The parents met with school officials on Nov. 30 about their son’s behavior, including violent drawings and searching for ammunition on his phone at school. Officials asked  the parents to remove him from school and get him into some counseling but they refused, saying they had to get back to their jobs that day.

Ethan Crumbley was permitted to return to class with a backpack officials allege contained the handgun he used less than two hours later to go on a shooting rampage.

Last month, Smith and Lehman filed various requests to Matthews complaining how the case should be dismissed against their clients because they are unable to get a fair trial in Oakland County due to pre-trial publicity by McDonald, who defended her words and countered with her own accusations last week describing the parents as neglecting their son's emotional problems because they were more concerned with their horseback riding hobby, and extramarital affairs.

When criticized by the couple, McDonald dug in — explaining her role as a prosecutor and her own objections about facts leading up to the shooting.

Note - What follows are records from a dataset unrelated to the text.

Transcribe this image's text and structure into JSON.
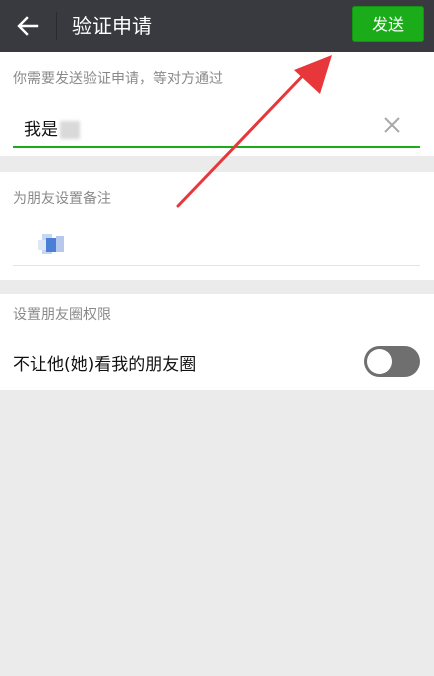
{
  "header": {
    "title": "验证申请",
    "send_label": "发送"
  },
  "request_section": {
    "label": "你需要发送验证申请，等对方通过",
    "value": "我是"
  },
  "remark_section": {
    "label": "为朋友设置备注"
  },
  "moments_section": {
    "label": "设置朋友圈权限",
    "toggle_label": "不让他(她)看我的朋友圈",
    "toggle_on": false
  },
  "colors": {
    "topbar": "#393a3f",
    "send_button": "#1aad19",
    "annotation_arrow": "#e8373a"
  }
}
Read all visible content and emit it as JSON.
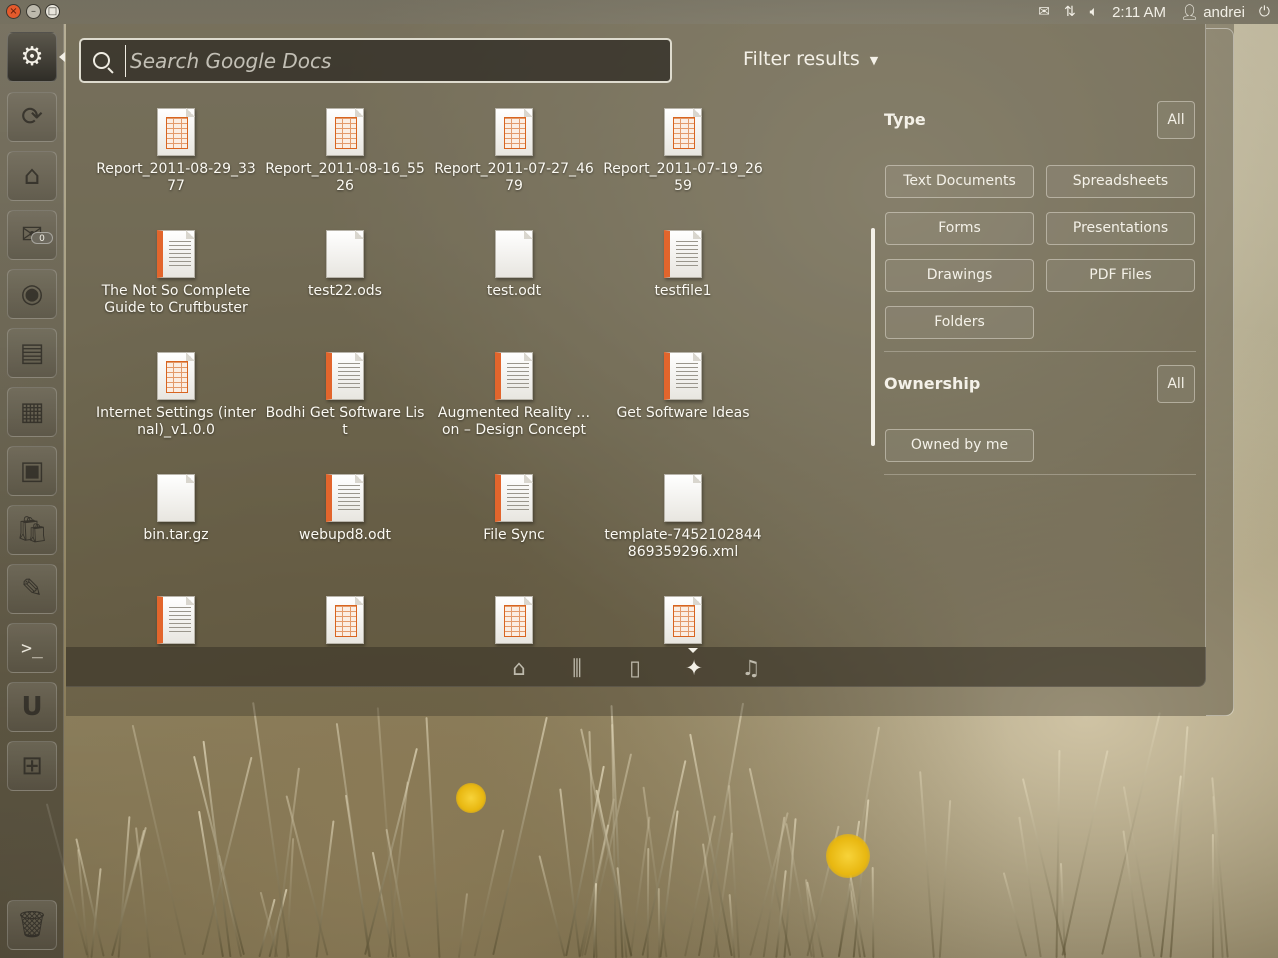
{
  "panel": {
    "time": "2:11 AM",
    "user": "andrei"
  },
  "search": {
    "placeholder": "Search Google Docs"
  },
  "filter": {
    "toggle_label": "Filter results",
    "type_title": "Type",
    "type_all": "All",
    "type_buttons": [
      "Text Documents",
      "Spreadsheets",
      "Forms",
      "Presentations",
      "Drawings",
      "PDF Files",
      "Folders"
    ],
    "ownership_title": "Ownership",
    "ownership_all": "All",
    "ownership_buttons": [
      "Owned by me"
    ]
  },
  "launcher": {
    "mail_badge": "0"
  },
  "results": [
    {
      "label": "Report_2011-08-29_3377",
      "icon": "spreadsheet"
    },
    {
      "label": "Report_2011-08-16_5526",
      "icon": "spreadsheet"
    },
    {
      "label": "Report_2011-07-27_4679",
      "icon": "spreadsheet"
    },
    {
      "label": "Report_2011-07-19_2659",
      "icon": "spreadsheet"
    },
    {
      "label": "The Not So Complete Guide to Cruftbuster",
      "icon": "text"
    },
    {
      "label": "test22.ods",
      "icon": "blank"
    },
    {
      "label": "test.odt",
      "icon": "blank"
    },
    {
      "label": "testfile1",
      "icon": "text"
    },
    {
      "label": "Internet Settings (internal)_v1.0.0",
      "icon": "spreadsheet"
    },
    {
      "label": "Bodhi Get Software List",
      "icon": "text"
    },
    {
      "label": "Augmented Reality …on – Design Concept",
      "icon": "text"
    },
    {
      "label": "Get Software Ideas",
      "icon": "text"
    },
    {
      "label": "bin.tar.gz",
      "icon": "blank"
    },
    {
      "label": "webupd8.odt",
      "icon": "text"
    },
    {
      "label": "File Sync",
      "icon": "text"
    },
    {
      "label": "template-7452102844869359296.xml",
      "icon": "blank"
    },
    {
      "label": "",
      "icon": "text"
    },
    {
      "label": "",
      "icon": "spreadsheet"
    },
    {
      "label": "",
      "icon": "spreadsheet"
    },
    {
      "label": "",
      "icon": "spreadsheet"
    }
  ],
  "lenses": [
    "home-icon",
    "applications-icon",
    "files-icon",
    "google-docs-icon",
    "music-icon"
  ],
  "colors": {
    "text": "#f4f1e8",
    "accent": "#e2652c"
  }
}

“From the moment I learned about the Oxford shooting, my focus and attention has been on holding those responsible accountable, and on advocating for our victims,” McDonald said in an earlier statement. “We intend to prove the allegations we’ve made against the shooter’s parents beyond a reasonable doubt at trial. The responses we filed today make clear that we will continue to be zealous advocates for all of the Oxford victims, and that we will not be distracted from that mission.”

In multi-page responses from court records, McDonald said “the defendants have important rights, but so do victims and the public.

“Victims have a right to a zealous advocate on their behalf,” she wrote. “The public has a right to know what happened and to try and to prevent future shootings. Above all else, the public and victims have a right to the truth.”

Defense attorneys have asked the parents’ trial be moved to another county or have jurors from outside the county brought in to hear the evidence against the Crumbleys at trial.

Attorneys also believe jurors could be unfairly swayed hearing the contents of Ethan Crumbley’s 22-page personal journal; his texts to friends; torture-killing of baby birds; personal political and Internet habits. None of the behavior was known to his parents, attorneys insist, and described it as inadmissible hearsay that violates their clients’ rights to confrontation and deprives them of a fair trial.

Besides legal points of law, defense attorneys are asking Matthews to direct McDonald not to make public statements about any of the Crumbleys, the evidence against them “or opinions about their intentions, knowledge or guilt and to have her instruct other prosecutors or law enforcement to similarly refrain.”

The Crumbleys remain jailed pending an Oct. 24 trial date.

Ethan Crumbley’s trial is scheduled for Sept. 6. His attorneys have indicated they will seek an insanity defense for their client.

After the shooting investigators found the teenager’s backpack in a school bathroom containing a journal with detailed plans on committing a mass murder at the school. Attorneys said the journal also contained writings of his parents’ actions and statements; criticisms of school officials and his parents; and other disturbing entries, including how he hoped the shooting he planned would lead to President Joe Biden’s impeachment.